Tag Archives: Akar gada

1 2 »

AKAR GADA PADA KUBIS DENGAN POLA “PUPUK BERIMBANG”,TEPATKAH?

Pada kesempatan ini,kami tertarik untuk “mengulas” tehnik pemberian pupuk yang disetting dari awal.  Berikut ini kami sertakan contoh pemberian pupuk yang “berimbang” versi  konvensional.  Kami tertarik untuk membahas pemberian  pupuk pada  tanaman kubis yang hubungannya antara jumlah pupuk yang diberikan dengan terjadinya akar gada pada kubis.

1.Gambar contoh tanaman yang terkena gejala akar gada,akibat serangan Plasmodiophora brassicae.

Pengertian pupuk berimbang versi konvensional kami contohkan sebagai berikut.  Saran aplikasi yang diberikan oleh salah satu lembaga riset  untuk komoditas kubis berdasarkan “POLA PUPUK BERIMBANG”.  Pada tabel anjuran untuk komoditas kubis tertera sbb:  Pupuk dasar diberikan PUPUK PHONSKA 200 kg + Pupuk ZA 50 kg,pupuk susulan I,diberikan pada usia 15 hari dengan komposisi Phonska 200 kg + Pupuk ZA 50 kg selanjutnya untuk pupuk susulan II,diberikan pada tanaman berusia 30 hari ,dengan komposisi Pupuk ZA 200 kg.

2.(Lokasi penanaman kubis ini,dekat dengan percontohan cabe dan tomat ,yang secara berkesinambungan kami pantau perkembangannya).

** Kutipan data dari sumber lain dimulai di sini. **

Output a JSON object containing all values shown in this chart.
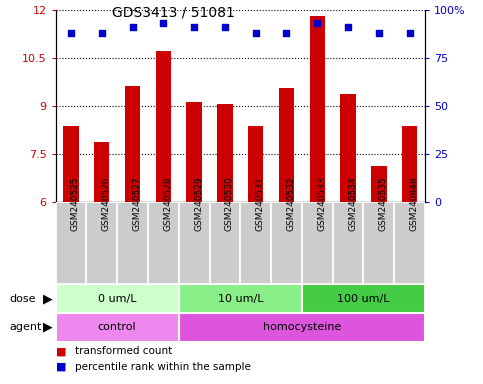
{
  "title": "GDS3413 / 51081",
  "samples": [
    "GSM240525",
    "GSM240526",
    "GSM240527",
    "GSM240528",
    "GSM240529",
    "GSM240530",
    "GSM240531",
    "GSM240532",
    "GSM240533",
    "GSM240534",
    "GSM240535",
    "GSM240848"
  ],
  "bar_values": [
    8.35,
    7.85,
    9.6,
    10.7,
    9.1,
    9.05,
    8.35,
    9.55,
    11.8,
    9.35,
    7.1,
    8.35
  ],
  "dot_values": [
    88,
    88,
    91,
    93,
    91,
    91,
    88,
    88,
    93,
    91,
    88,
    88
  ],
  "bar_color": "#cc0000",
  "dot_color": "#0000cc",
  "ylim_left": [
    6,
    12
  ],
  "ylim_right": [
    0,
    100
  ],
  "yticks_left": [
    6,
    7.5,
    9,
    10.5,
    12
  ],
  "yticks_right": [
    0,
    25,
    50,
    75,
    100
  ],
  "ytick_labels_left": [
    "6",
    "7.5",
    "9",
    "10.5",
    "12"
  ],
  "ytick_labels_right": [
    "0",
    "25",
    "50",
    "75",
    "100%"
  ],
  "dose_groups": [
    {
      "label": "0 um/L",
      "start": 0,
      "end": 4,
      "color": "#ccffcc"
    },
    {
      "label": "10 um/L",
      "start": 4,
      "end": 8,
      "color": "#88ee88"
    },
    {
      "label": "100 um/L",
      "start": 8,
      "end": 12,
      "color": "#44cc44"
    }
  ],
  "agent_groups": [
    {
      "label": "control",
      "start": 0,
      "end": 4,
      "color": "#ee88ee"
    },
    {
      "label": "homocysteine",
      "start": 4,
      "end": 12,
      "color": "#dd55dd"
    }
  ],
  "legend_red_label": "transformed count",
  "legend_blue_label": "percentile rank within the sample",
  "dose_label": "dose",
  "agent_label": "agent",
  "bar_width": 0.5,
  "tick_label_color_left": "#cc0000",
  "tick_label_color_right": "#0000cc",
  "xticklabel_bg": "#cccccc",
  "fig_width": 4.83,
  "fig_height": 3.84
}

Memang kami maklumi,bahwa setiap orang mempunyai cara dan metode sendiri dalam berbudidaya tanaman,bahkan kalau ada 100 orang kita mintai pendapatnya tentang pola pupuk dan pengobatannya,niscaya akan muncul 100 cara aplikasi pula. Kami sangat memahami hal demikian.  Kami hanya tertarik untuk mengulasnya karena, anjuran ini,dikeluarkan oleh badan Riset Pemerintah yang saran rekomendasinya bisa menjadi acuan petani-petani kubis di seluruh Indonesia.

3.Contoh tanaman yang terkena serangan Akar gada,pengamatan di lakukan di Samarang Kab. Garut.

Pertama penggunaan istilah pupuk berimbang, sepertinya istilah pupuk berimbang ini perlu dikoreksi ulang. Karena istilah pupuk berimbang dalam versi konvensional adalah berimbang dalam komposisi kandungan N, P dan K nya. Sedangkan dari kadar unsur hara makronya saja 3 unsur lain belum tercantumkan yaitu, kadar Ca, Mg dan S nya,apalagi unsur MIKRO nya.

4. Pola pemberian pupuk dengan cara sebagaimana yang dianjurkan seperti diatas,hingga saat ini masih “membudaya” pada aplikasi khususnya tanaman hortikultura kubis.   Hasilnya seperti gambar 1-5 ini.  Pengamatan kami,sebagian besar terjadinya akar gada ini,justru setelah diberikannya pupuk susulan dengan metode konvensional ini. Menurut Hemat kami,pola anjuran dengan sistem pemupukan demikian perlu di KAJI ULANG.  Kami sering melakukan observasi dan penelitian langsung akan hal ini.   Metode sederhana bisa dilakukan oleh badan riset pemerintah, kumpulkan petani dan bisa menanyakan pertanyaan berikut ini. 1.  Kapankah petani kubis mengalami kejadian penyakit bengkak akar/akar gada sebelum diberi pupuk susulan atau sesudah pemberian  pupuk susulan? 2.  Berapa persen yang mengalami kejadian akar gada sebelum diberi pupuk susulan dan berapa persen yang terjadi setelah diberi pupuk susulan? 3.  Jenis pupuk apa saja yang diberikan sebelum terjadinya akar gada tersebut?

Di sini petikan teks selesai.